Vendredi dernier, j'écrivais un petit post de rien du tout pour dire que j'aimais le papier, pas au point d'en manger, mais suffisamment pour lire.  Je citais un blogeur nommé Versac. Juste nommer. Sans lien hypertexte, sans publicité tapageuse, rien. Juste nommer. Deux heures après l'avoir publié, je recevais un long commentaire dudit Versac poings crispés sur son capital image, prenant un marteau-pilon pour écraser une mouche. Car enfin, soyons sérieux, je vous aime tous, vous qui venez quotidiennement sur ce blog, mais d'après les stats ça fait quoi ? 100 pékins par jour. Ceci incluant ceux qui cherchaient du porno zoophile et autres requêtes farfelues. Avec tout le respect que je me dois, mon blog n'a pas encore exactement l'influence du Monde.
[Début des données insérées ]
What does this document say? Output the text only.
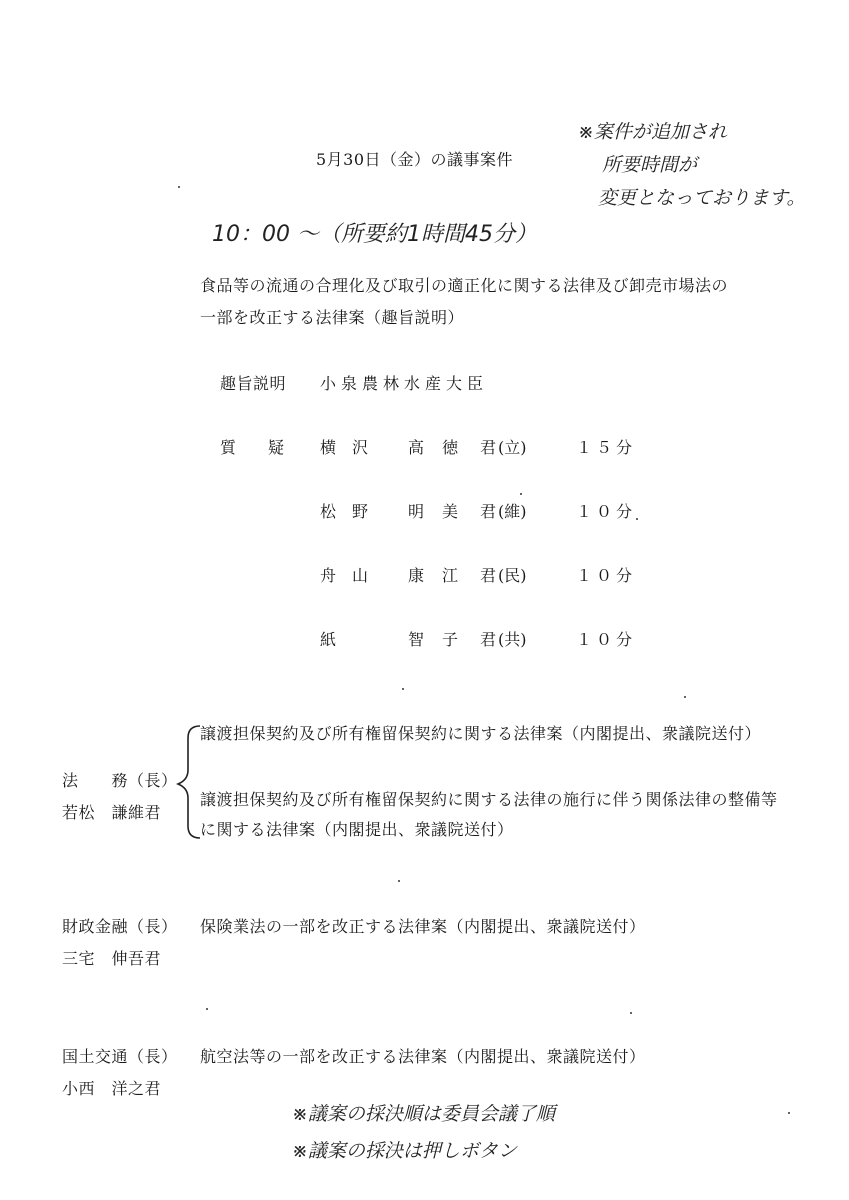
5月30日（金）の議事案件
※案件が追加され
所要時間が
変更となっております。
10：00 ～（所要約1時間45分）
食品等の流通の合理化及び取引の適正化に関する法律及び卸売市場法の
一部を改正する法律案（趣旨説明）
趣旨説明 小泉農林水産大臣
質　疑 横 沢 高 徳 君 (立)	１５分
松 野 明 美 君 (維)	１０分
舟 山 康 江 君 (民)	１０分
紙	智 子 君 (共)	１０分
法　　務（長）
若松　謙維君
譲渡担保契約及び所有権留保契約に関する法律案（内閣提出、衆議院送付）
譲渡担保契約及び所有権留保契約に関する法律の施行に伴う関係法律の整備等
に関する法律案（内閣提出、衆議院送付）
財政金融（長）
三宅　伸吾君
保険業法の一部を改正する法律案（内閣提出、衆議院送付）
国土交通（長）
小西　洋之君
航空法等の一部を改正する法律案（内閣提出、衆議院送付）
※議案の採決順は委員会議了順
※議案の採決は押しボタン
Pourtant, malgré l'insignifiance de la remarque, le blogeur Versac a tenu a prendre le temps de répondre, de lire, de vitupérer. Qu'en penser? Soit des amis de ce Versac lisent ce blog et lui ont signalé dans la minute, mais le temps de réactivité comme on dit dans le 100m est trop impressionnant pour valider cette hypothèse. Je ne suis pas un geek, loin s'en faut, mais je vois quand même encore comment on peut mettre en place des alertes google sur son propre nom. Pour certains sujets, je suis moi même en veille avec des alertes google, quotidiennes, sur des thèmes qui m'intéressent (les tabourets chromés, une passion d'enfance...). Et donc ce Versac doit avoir des alertes sur son nom, mais surtout, il a dû demander une instantanéité pour pouvoir répondre instantanément aux philippiques sur son nom.
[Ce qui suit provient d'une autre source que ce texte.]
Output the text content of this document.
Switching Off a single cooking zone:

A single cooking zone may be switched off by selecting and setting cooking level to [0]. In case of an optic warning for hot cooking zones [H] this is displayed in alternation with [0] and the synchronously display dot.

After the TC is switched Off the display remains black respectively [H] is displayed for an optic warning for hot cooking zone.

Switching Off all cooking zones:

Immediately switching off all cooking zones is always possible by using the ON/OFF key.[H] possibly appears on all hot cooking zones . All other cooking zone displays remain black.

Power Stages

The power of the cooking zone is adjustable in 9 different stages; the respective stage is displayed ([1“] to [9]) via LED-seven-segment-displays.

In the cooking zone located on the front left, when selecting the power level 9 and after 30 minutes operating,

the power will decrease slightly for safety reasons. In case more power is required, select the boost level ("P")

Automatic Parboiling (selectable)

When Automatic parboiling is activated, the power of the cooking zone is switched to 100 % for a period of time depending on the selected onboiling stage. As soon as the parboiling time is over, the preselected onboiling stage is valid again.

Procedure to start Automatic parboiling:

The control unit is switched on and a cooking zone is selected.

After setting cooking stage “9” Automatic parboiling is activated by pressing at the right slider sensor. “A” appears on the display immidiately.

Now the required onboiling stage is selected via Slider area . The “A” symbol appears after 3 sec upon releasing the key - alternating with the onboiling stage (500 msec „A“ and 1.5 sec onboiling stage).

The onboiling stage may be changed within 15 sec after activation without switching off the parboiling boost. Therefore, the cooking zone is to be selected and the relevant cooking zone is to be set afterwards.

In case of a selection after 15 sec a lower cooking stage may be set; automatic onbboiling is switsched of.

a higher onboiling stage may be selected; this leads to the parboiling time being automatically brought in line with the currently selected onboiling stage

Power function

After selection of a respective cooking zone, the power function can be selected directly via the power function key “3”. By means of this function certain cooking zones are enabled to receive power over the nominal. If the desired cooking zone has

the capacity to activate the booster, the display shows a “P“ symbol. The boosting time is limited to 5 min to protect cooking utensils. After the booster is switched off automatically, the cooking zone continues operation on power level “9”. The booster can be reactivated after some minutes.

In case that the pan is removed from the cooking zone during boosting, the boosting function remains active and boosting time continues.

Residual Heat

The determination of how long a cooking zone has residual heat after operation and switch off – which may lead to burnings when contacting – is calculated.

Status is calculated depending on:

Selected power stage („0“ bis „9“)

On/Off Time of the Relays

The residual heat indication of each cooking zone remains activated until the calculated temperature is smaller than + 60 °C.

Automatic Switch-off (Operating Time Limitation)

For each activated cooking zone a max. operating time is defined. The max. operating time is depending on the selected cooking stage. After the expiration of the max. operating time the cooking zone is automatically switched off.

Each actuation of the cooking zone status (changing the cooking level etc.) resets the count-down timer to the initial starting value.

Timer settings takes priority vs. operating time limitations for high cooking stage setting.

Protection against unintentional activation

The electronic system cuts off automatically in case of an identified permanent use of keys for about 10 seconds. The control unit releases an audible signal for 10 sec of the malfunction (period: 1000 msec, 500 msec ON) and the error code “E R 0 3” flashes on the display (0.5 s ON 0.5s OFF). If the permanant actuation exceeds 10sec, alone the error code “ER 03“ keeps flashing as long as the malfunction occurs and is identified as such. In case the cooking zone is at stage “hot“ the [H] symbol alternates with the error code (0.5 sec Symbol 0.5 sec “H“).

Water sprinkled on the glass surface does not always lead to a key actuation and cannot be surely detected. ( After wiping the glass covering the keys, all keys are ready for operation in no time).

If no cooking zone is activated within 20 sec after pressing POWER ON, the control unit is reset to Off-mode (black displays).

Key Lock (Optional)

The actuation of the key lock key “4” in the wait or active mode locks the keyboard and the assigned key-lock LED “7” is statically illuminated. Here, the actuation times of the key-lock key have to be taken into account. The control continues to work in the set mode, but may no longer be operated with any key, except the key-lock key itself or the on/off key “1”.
C'est ça, la génération 5 M: moi même maître de mon monde, pour reprendre la célèbre formule des Guignols à propos de Jean-Marie Messier. Je ne veux pas verser dans les thèses de Finkielkraut sur le tout à l'ego du oueb, ce serait un peu facile, mais tout de même, les bras m'en tombent. Que l'on sache à peu près ce qui sort sur vous quand on tape votre nom sur google, pourquoi pas ? Que le premier internaute qui ne s'est pas googelisé me jette la première bière. Mais être en vigilance permanente pour commenter des commentaires n'est-ce pas aberrant ? Où est le nivellement dans tout ça ?

D'ailleurs, faisons un peu de psycho à distance. Dans quelques minutes, je publierais ce post et donc, le fameux Versac recevra une alerte sur son Iphone, son Blackberry ou autre laisse électronique portable qu'il a forcément pour ne jamais se couper de ce qui se passe. Alors, il pourra être en train de manger un petit dèj, de profiter du ciel bleu ou de rencontrer des entrepreneurs numériques comme lui, il recevra une "alerte". Alors, que faire ? Répondre comme la première fois ? Bah oui, car il faut rappeler à tous les béotiens du oueb comme moi, qui ne comprennent pas les nouveaux enjeux stratégiques du monde, le capital image, l'immatériel numérique, la puissance de la renommée... Vous êtes un homme du passé, Castor ! Avec un argumentaire précis, il découpera au laser mes arguments pour rappeler qu'on ne badine pas avec l'ego, la réputation, son honneur monsieur.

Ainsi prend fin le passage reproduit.